Yap: a novel regulator of satellite cell fate with regenerative medicine potential

Stem cells are required to maintain and regenerate our organs. Stem cells are also a treatment option and could potentially be used to replace dead insulin-secreting cells in the pancreas of patients with diabetes. Another strategy is to develop drugs for example to stimulate the production of additional stem cells by the body itself. This could potentially be used to increase the number of stem cells in aged human muscle, where it is reduced roughly by half. The aim of the proposed project is to investigate for the first time a protein termed Yap in satellite cells which are the stem cells of our muscles. We hypothesize that Yap is important for controlling the number of muscle stem cells and their repair activity. To test our hypothesis we will either remove or overactivate Yap in muscle stem cells and then investigate how this affects the numbers and repair activity of muscle stem cells. We then aim to identify the parts on our chromosomes to which Yap binds to in order to investigate how Yap exerts its function in muscle stem cells. Taken together, these experiments will inform us whether Yap is a suitable drug target to modulate the numbers and repair activity of muscle stem cells. If it was then Yap-targetting treatments could be used in the management for example in regulating the behaviour of stem cells in patients with muscular dystrophy and in the elderly.

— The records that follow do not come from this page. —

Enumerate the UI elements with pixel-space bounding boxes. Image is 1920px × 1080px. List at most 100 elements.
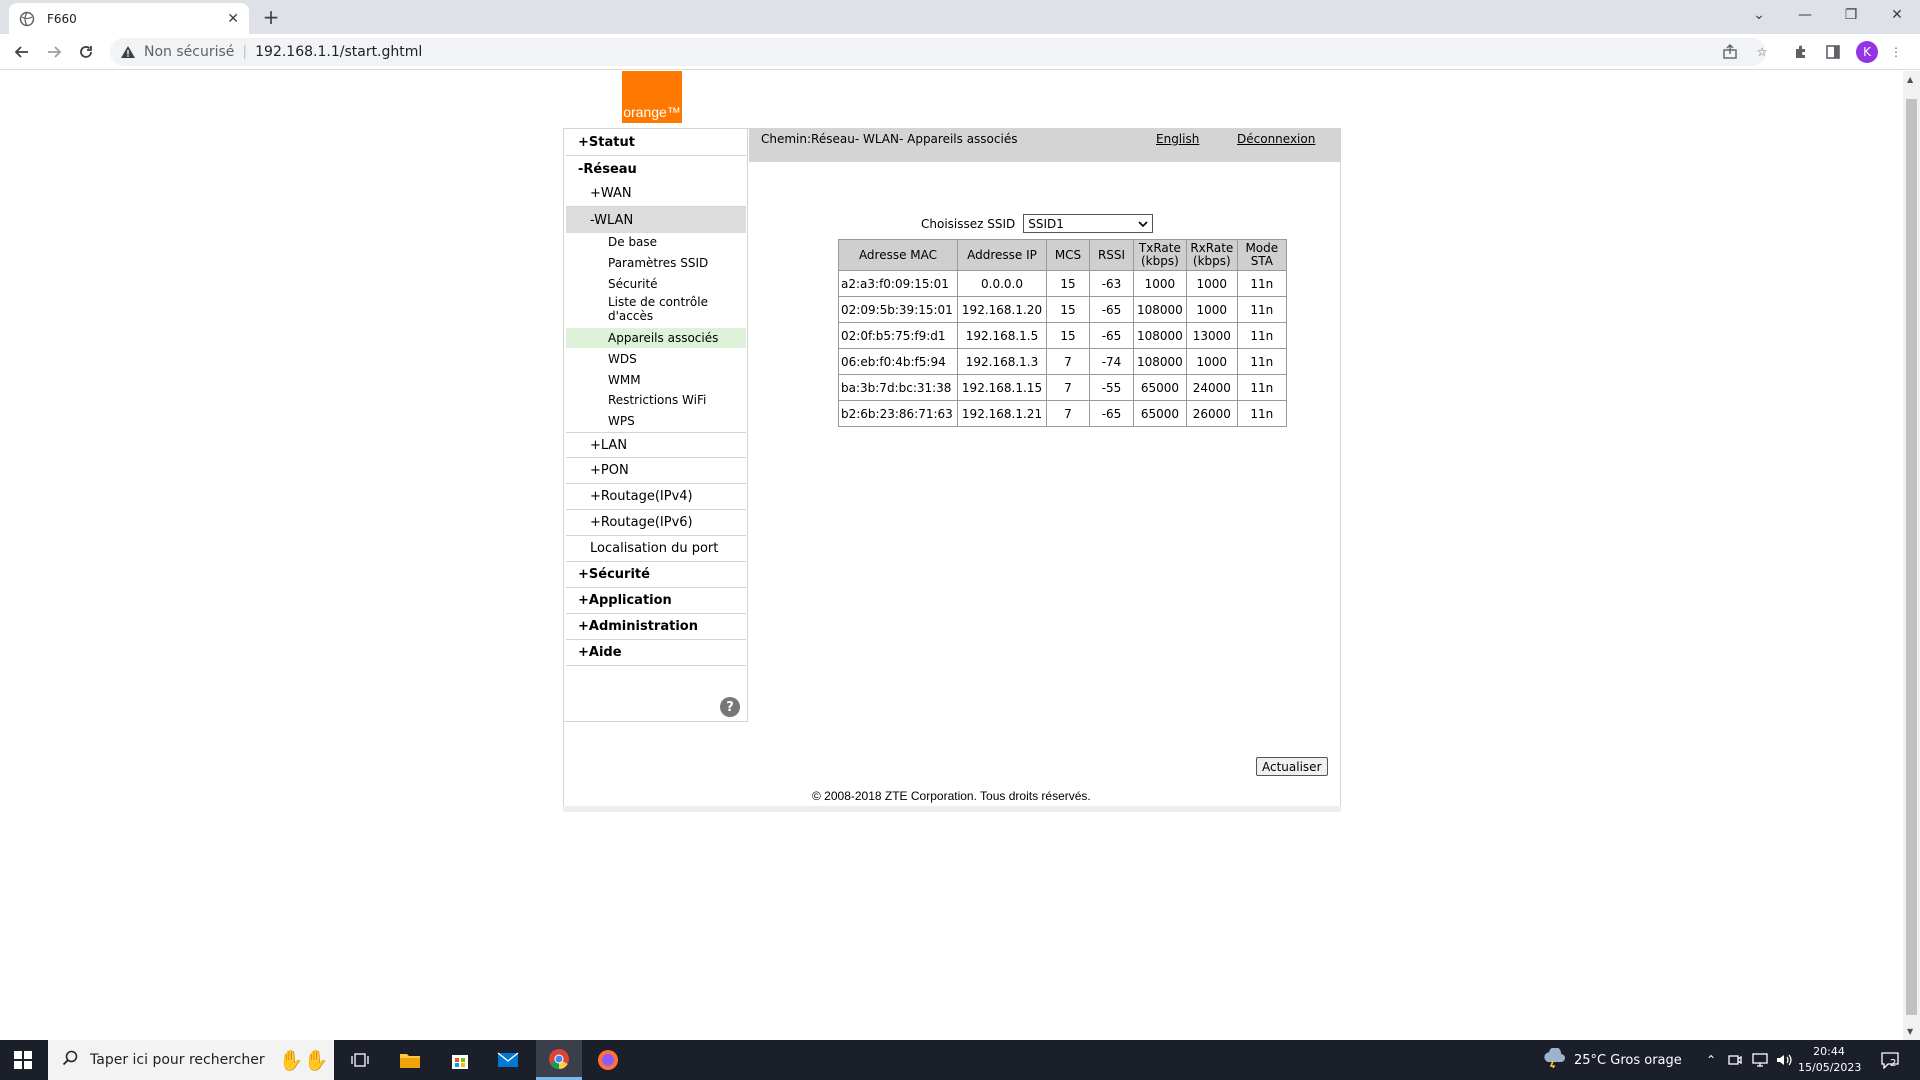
side-panel-icon[interactable] bbox=[1823, 42, 1843, 62]
menu-pon[interactable]: +PON bbox=[566, 458, 746, 484]
menu-wlan-restrictions-wifi[interactable]: Restrictions WiFi bbox=[566, 391, 746, 409]
menu-application[interactable]: +Application bbox=[566, 588, 746, 614]
new-tab-button[interactable]: + bbox=[258, 4, 284, 30]
menu-wlan-de-base[interactable]: De base bbox=[566, 233, 746, 251]
vertical-scrollbar[interactable]: ▲ ▼ bbox=[1903, 71, 1920, 1040]
cell-ip: 192.168.1.20 bbox=[957, 296, 1047, 323]
menu-wlan-appareils-associes[interactable]: Appareils associés bbox=[566, 328, 746, 348]
refresh-button[interactable]: Actualiser bbox=[1256, 757, 1328, 776]
english-link[interactable]: English bbox=[1156, 132, 1199, 146]
tab-close-icon[interactable]: ✕ bbox=[227, 11, 239, 27]
chevron-down-icon bbox=[1138, 217, 1148, 231]
col-mcs: MCS bbox=[1046, 239, 1090, 271]
tray-chevron-up-icon[interactable]: ⌃ bbox=[1706, 1040, 1716, 1080]
file-explorer-icon[interactable] bbox=[390, 1044, 430, 1076]
back-icon[interactable] bbox=[10, 40, 34, 64]
tab-search-chevron-icon[interactable]: ⌄ bbox=[1736, 0, 1782, 30]
reload-icon[interactable] bbox=[74, 40, 98, 64]
menu-wlan-wds[interactable]: WDS bbox=[566, 350, 746, 368]
url-text[interactable]: 192.168.1.1/start.ghtml bbox=[255, 44, 422, 60]
windows-start-icon[interactable] bbox=[0, 1040, 46, 1080]
menu-wlan-parametres-ssid[interactable]: Paramètres SSID bbox=[566, 254, 746, 272]
logout-link[interactable]: Déconnexion bbox=[1237, 132, 1315, 146]
restore-button[interactable]: ❐ bbox=[1828, 0, 1874, 30]
menu-lan[interactable]: +LAN bbox=[566, 432, 746, 458]
taskbar: Taper ici pour rechercher ✋✋ 25°C Gros o… bbox=[0, 1040, 1920, 1080]
address-bar: Non sécurisé | 192.168.1.1/start.ghtml ☆… bbox=[0, 34, 1920, 70]
minimize-button[interactable]: — bbox=[1782, 0, 1828, 30]
menu-wan[interactable]: +WAN bbox=[566, 181, 746, 207]
taskbar-search[interactable]: Taper ici pour rechercher ✋✋ bbox=[48, 1040, 334, 1080]
forward-icon[interactable] bbox=[42, 40, 66, 64]
menu-securite[interactable]: +Sécurité bbox=[566, 562, 746, 588]
ssid-select[interactable]: SSID1 bbox=[1023, 214, 1154, 233]
cell-rxrate: 13000 bbox=[1185, 322, 1238, 349]
cell-mode: 11n bbox=[1236, 322, 1287, 349]
menu-wlan-acl[interactable]: Liste de contrôle d'accès bbox=[566, 294, 746, 326]
warning-icon[interactable] bbox=[120, 44, 136, 60]
menu-localisation-port[interactable]: Localisation du port bbox=[566, 536, 746, 562]
cell-mode: 11n bbox=[1236, 270, 1287, 297]
table-row: 02:09:5b:39:15:01 192.168.1.20 15 -65 10… bbox=[838, 296, 1287, 323]
omnibox[interactable]: Non sécurisé | 192.168.1.1/start.ghtml bbox=[110, 38, 1766, 66]
col-rssi: RSSI bbox=[1089, 239, 1134, 271]
firefox-icon[interactable] bbox=[588, 1044, 628, 1076]
cell-mac: 02:09:5b:39:15:01 bbox=[838, 296, 958, 323]
cell-txrate: 108000 bbox=[1133, 348, 1187, 375]
menu-routage-ipv4[interactable]: +Routage(IPv4) bbox=[566, 484, 746, 510]
clock[interactable]: 20:44 15/05/2023 bbox=[1798, 1044, 1861, 1076]
cell-mac: a2:a3:f0:09:15:01 bbox=[838, 270, 958, 297]
browser-tab[interactable]: F660 ✕ bbox=[9, 3, 249, 34]
clock-time: 20:44 bbox=[1813, 1045, 1845, 1058]
scroll-down-icon[interactable]: ▼ bbox=[1907, 1027, 1913, 1036]
cell-rxrate: 1000 bbox=[1185, 348, 1238, 375]
col-mode-line2: STA bbox=[1250, 254, 1273, 268]
menu-wlan[interactable]: -WLAN bbox=[566, 207, 746, 233]
share-icon[interactable] bbox=[1720, 42, 1740, 62]
meet-now-icon[interactable] bbox=[1728, 1040, 1742, 1080]
network-icon[interactable] bbox=[1752, 1040, 1768, 1080]
scroll-up-icon[interactable]: ▲ bbox=[1907, 75, 1913, 84]
menu-statut[interactable]: +Statut bbox=[566, 130, 746, 156]
cell-mode: 11n bbox=[1236, 374, 1287, 401]
cell-mode: 11n bbox=[1236, 296, 1287, 323]
volume-icon[interactable] bbox=[1776, 1040, 1792, 1080]
menu-aide[interactable]: +Aide bbox=[566, 640, 746, 666]
col-txrate-line2: (kbps) bbox=[1141, 254, 1179, 268]
cell-mac: 06:eb:f0:4b:f5:94 bbox=[838, 348, 958, 375]
breadcrumb: Chemin:Réseau- WLAN- Appareils associés bbox=[761, 132, 1018, 146]
cell-rssi: -63 bbox=[1089, 270, 1134, 297]
ssid-label: Choisissez SSID bbox=[921, 216, 1016, 231]
scrollbar-thumb[interactable] bbox=[1906, 99, 1917, 1015]
window-close-button[interactable]: ✕ bbox=[1874, 0, 1920, 30]
insecure-label: Non sécurisé bbox=[144, 44, 235, 60]
extensions-icon[interactable] bbox=[1791, 42, 1811, 62]
col-mode-line1: Mode bbox=[1245, 241, 1279, 255]
help-icon[interactable]: ? bbox=[720, 697, 740, 717]
bookmark-star-icon[interactable]: ☆ bbox=[1752, 42, 1772, 62]
mail-icon[interactable] bbox=[488, 1044, 528, 1076]
cell-rxrate: 26000 bbox=[1185, 400, 1238, 427]
store-icon[interactable] bbox=[440, 1044, 480, 1076]
cell-mode: 11n bbox=[1236, 400, 1287, 427]
notification-center-icon[interactable]: 2 bbox=[1880, 1040, 1899, 1080]
copyright: © 2008-2018 ZTE Corporation. Tous droits… bbox=[812, 789, 1091, 803]
menu-reseau[interactable]: -Réseau bbox=[566, 156, 746, 182]
cell-txrate: 108000 bbox=[1133, 322, 1187, 349]
chrome-icon[interactable] bbox=[536, 1040, 582, 1080]
cell-rxrate: 1000 bbox=[1185, 296, 1238, 323]
menu-wlan-securite[interactable]: Sécurité bbox=[566, 275, 746, 293]
notification-count: 2 bbox=[1890, 1057, 1897, 1069]
menu-wlan-wps[interactable]: WPS bbox=[566, 412, 746, 430]
cell-rssi: -74 bbox=[1089, 348, 1134, 375]
cell-mac: b2:6b:23:86:71:63 bbox=[838, 400, 958, 427]
menu-administration[interactable]: +Administration bbox=[566, 614, 746, 640]
task-view-icon[interactable] bbox=[340, 1044, 380, 1076]
weather-widget[interactable]: 25°C Gros orage bbox=[1542, 1040, 1682, 1080]
menu-routage-ipv6[interactable]: +Routage(IPv6) bbox=[566, 510, 746, 536]
cell-rxrate: 1000 bbox=[1185, 270, 1238, 297]
menu-kebab-icon[interactable]: ⋮ bbox=[1886, 42, 1906, 62]
profile-avatar[interactable]: K bbox=[1856, 41, 1878, 63]
table-row: a2:a3:f0:09:15:01 0.0.0.0 15 -63 1000 10… bbox=[838, 270, 1287, 297]
menu-wlan-wmm[interactable]: WMM bbox=[566, 371, 746, 389]
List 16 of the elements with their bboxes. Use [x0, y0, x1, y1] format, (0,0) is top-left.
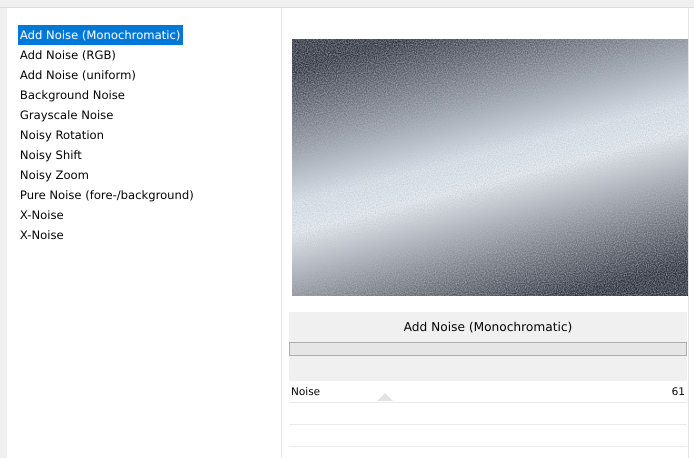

Satellite cells are somatic skeletal muscle stem cells. Recent experiments demonstrate that satellite cell grafts can be used to improve function in dystrophic muscles and ameliorate muscle ageing in rodents. Thus satellite cell based therapies are now a much more realistic strategy for the treatment of human disease and ageing than several years ago. Satellite cells could potentially also be targeted in situ for example to increase the decreased satellite cell numbers in sarcopenic muscle. Our preliminary data suggest that the Hippo pathway and its core member Yap are expressed in muscle cells including satellite cells. Our functional studies so far suggest that Yap can potentially be targeted to expand satellite cells or to manipulate asymmetric cell division. The aim of the proposed project is to study the function of Yap in satellite cells in vivo. To test whether Yap is required for satellite cell identity, activation and proliferation, we wish to breed a transgenic mouse with a switch that will allow us to knock out Yap selectively in satellite cells. We then wish to study whether postnatal growth, muscle regeneration after injury and muscle hypertrophy are affected as satellite cells play a key role in these processes. Next we plan to transplant transgenic satellite cells into mdx-nude recipient mice and then induce the overexpression of constitutively active hYAP1 S127A in the satellite cell grafts. This gold standard experiment of satellite cell biology will inform us whether Yap can be targeted to activate and/or expand satellite cells and whether Yap affects asymmetric cell division and thus the numbers of satellite cells that go on to differentiate or self-renew. We will also see how this affects the expression of dystrophin in the dystrophic recipients. Finally, we plan to use a method known as ChIP-Seq (i.e. chromatin immunoprecipitation followed by next generation sequencing) to identify binding sequence motifs to which Yap co-activated transcription factors bind in satellite cells and the genes that are directly regulated by Yap. This last experiment will give us insight into how Yap achieves its effects. This is not only important to understand the function of Yap in satellite cells but potentially also in other somatic stem cells, where Yap has already been identified as a key regulator. Taken together, these experiments will inform us about the function of Yap in satellite cells in vivo and about potential clinical applications.